Het gemak waarmee mensen zich laten meesleuren in zo'n conflict verbijsterde me destijds. De dag voor de oorlog in Bosnië feitelijk begon, zaten we in een café in het Servische deel van Sarajevo. De dag erop zou een referendum worden gehouden over de onafhankelijkheid van het land. De uitslag stond, zoals altijd bij dat soort referenda, feitelijk al lang vast. Het was een kwestie van hoofden tellen. De Servische bevolking was tegen, de moslims en Kroaten waren voor, en de laatste twee vormden samen de meerderheid.

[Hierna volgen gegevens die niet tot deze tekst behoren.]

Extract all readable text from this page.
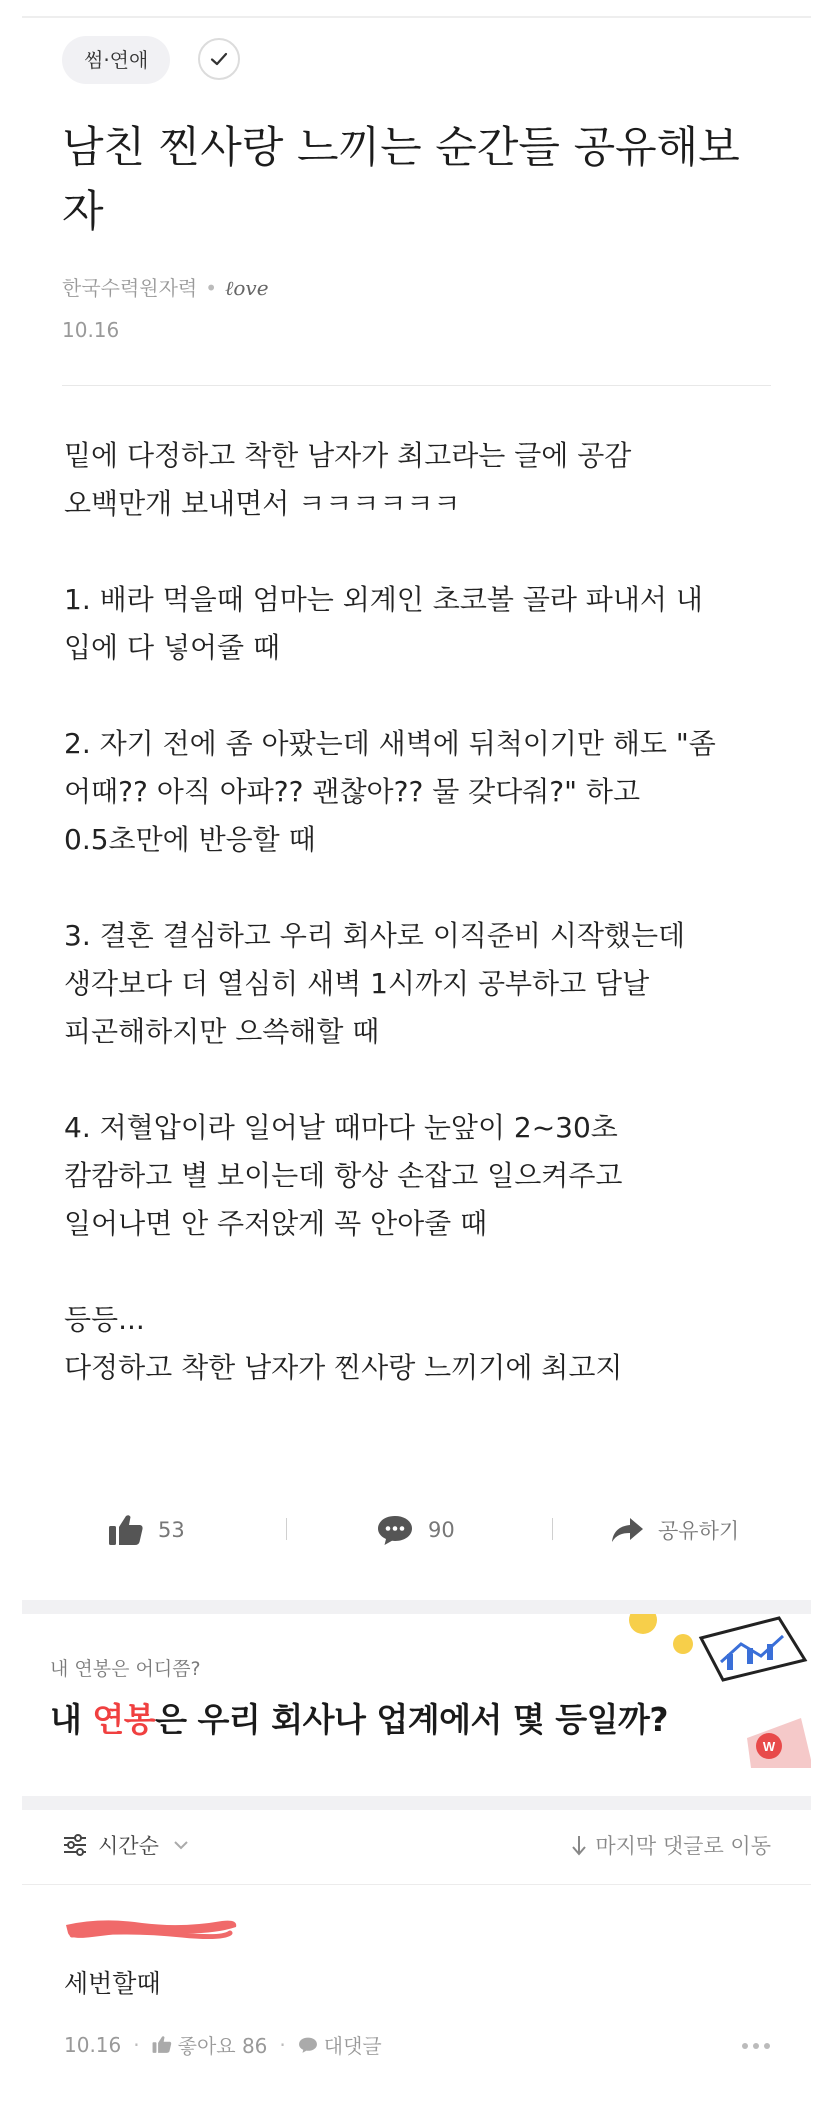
썸·연애
남친 찐사랑 느끼는 순간들 공유해보자
한국수력원자력 • ℓove
10.16
밑에 다정하고 착한 남자가 최고라는 글에 공감
오백만개 보내면서 ㅋㅋㅋㅋㅋㅋ

1. 배라 먹을때 엄마는 외계인 초코볼 골라 파내서 내
입에 다 넣어줄 때

2. 자기 전에 좀 아팠는데 새벽에 뒤척이기만 해도 "좀
어때?? 아직 아파?? 괜찮아?? 물 갖다줘?" 하고
0.5초만에 반응할 때

3. 결혼 결심하고 우리 회사로 이직준비 시작했는데
생각보다 더 열심히 새벽 1시까지 공부하고 담날
피곤해하지만 으쓱해할 때

4. 저혈압이라 일어날 때마다 눈앞이 2~30초
캄캄하고 별 보이는데 항상 손잡고 일으켜주고
일어나면 안 주저앉게 꼭 안아줄 때

등등...
다정하고 착한 남자가 찐사랑 느끼기에 최고지
53	90	공유하기
W
내 연봉은 어디쯤?
내 연봉은 우리 회사나 업계에서 몇 등일까?
시간순	마지막 댓글로 이동
세번할때
10.16 · 좋아요 86 · 대댓글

De Servische café-eigenaar had ons net voorgesteld aan een vriend van hem, die Mustafa of zoiets heette. Een moslim dus, en een van zijn oudste vrienden. Wat ze zouden doen als er oorlog kwam? Er kwam geen oorlog, meenden ze. Maar als toch? "Dan schieten we op elkaar," meende de cafébaas schouderophalend en tilde zijn T-shirt op. In zijn broekband zat een pistool. Mustafa knikte bevestigend. "Maar er komt geen oorlog," zeiden ze nog een keer. Een dag later vielen, kort nadat de uitslag van het referendum bekend was geworden, de eerste doden.
Spontaan verschenen overal tot in de tanden gewapende Servische milities. Uiteraard had Belgrado daar niets mee te maken, net zomin als Putin iets afwist van de eenheden die in maart spontaan zwaargewapend in de Krim rondliepen. Een jaar voor het begin van de Bosnische oorlog had ik aan de grens met Kroatië staan toekijken hoe een eindeloze colonne tanks en pantserwagens vanuit Belgrado richting Vukovar reed om daar de lokale Serviërs te verdedigen tot die stad volkomen aan gruzelementen was geschoten.
Maar net als toen de tanks door Bosnië eenmaal inrolden, was er ook bij Vukovar uiteraard geen sprake van Servische agressie, maar slechts van verdediging. Verdediging, dat is het straks uiteraard ook als Russische tanks over de Oekraïnse grens rollen om de lokale Russen te hulp te schieten. Lang duurt dat niet meer, vrees ik. De Russische ambassadeur in Amerika had het al over "catastrofale consequenties" als Kiev verder gaat met zijn militaire acties in het oosten van het land.
En ondertussen is het de kleine man die moet boeten. De gewone Oekraïner, de gewone Rus, de gewone Tartaar, de jood in Odessa die voor de zoveelste keer in zoveel eeuwen de hete adem van het nationalisme in zijn nek voelt, de gewone kleine man die angst heeft, terechte angst, en die daarom vlucht (Europa kan de vluchtelingenkampen alvast openen) of naar wapens grijpt en zich laat gebruiken door mensen die zijn angst uitbuiten. De gewone man die zijn huis vernield ziet, zijn akkers verbrand, zijn koeien geslacht en zijn vrouw en kinderen verkracht en vermoord. Maar ook de gewone man die bereid is zijn buurman te vermoorden, of die door zijn buurman wordt vermoord, omdat nationalisme als virus duizend maal besmettelijker is dan welke vogelgriep dan ook. De Bosniërs likken twee decennia later nog hun wonden.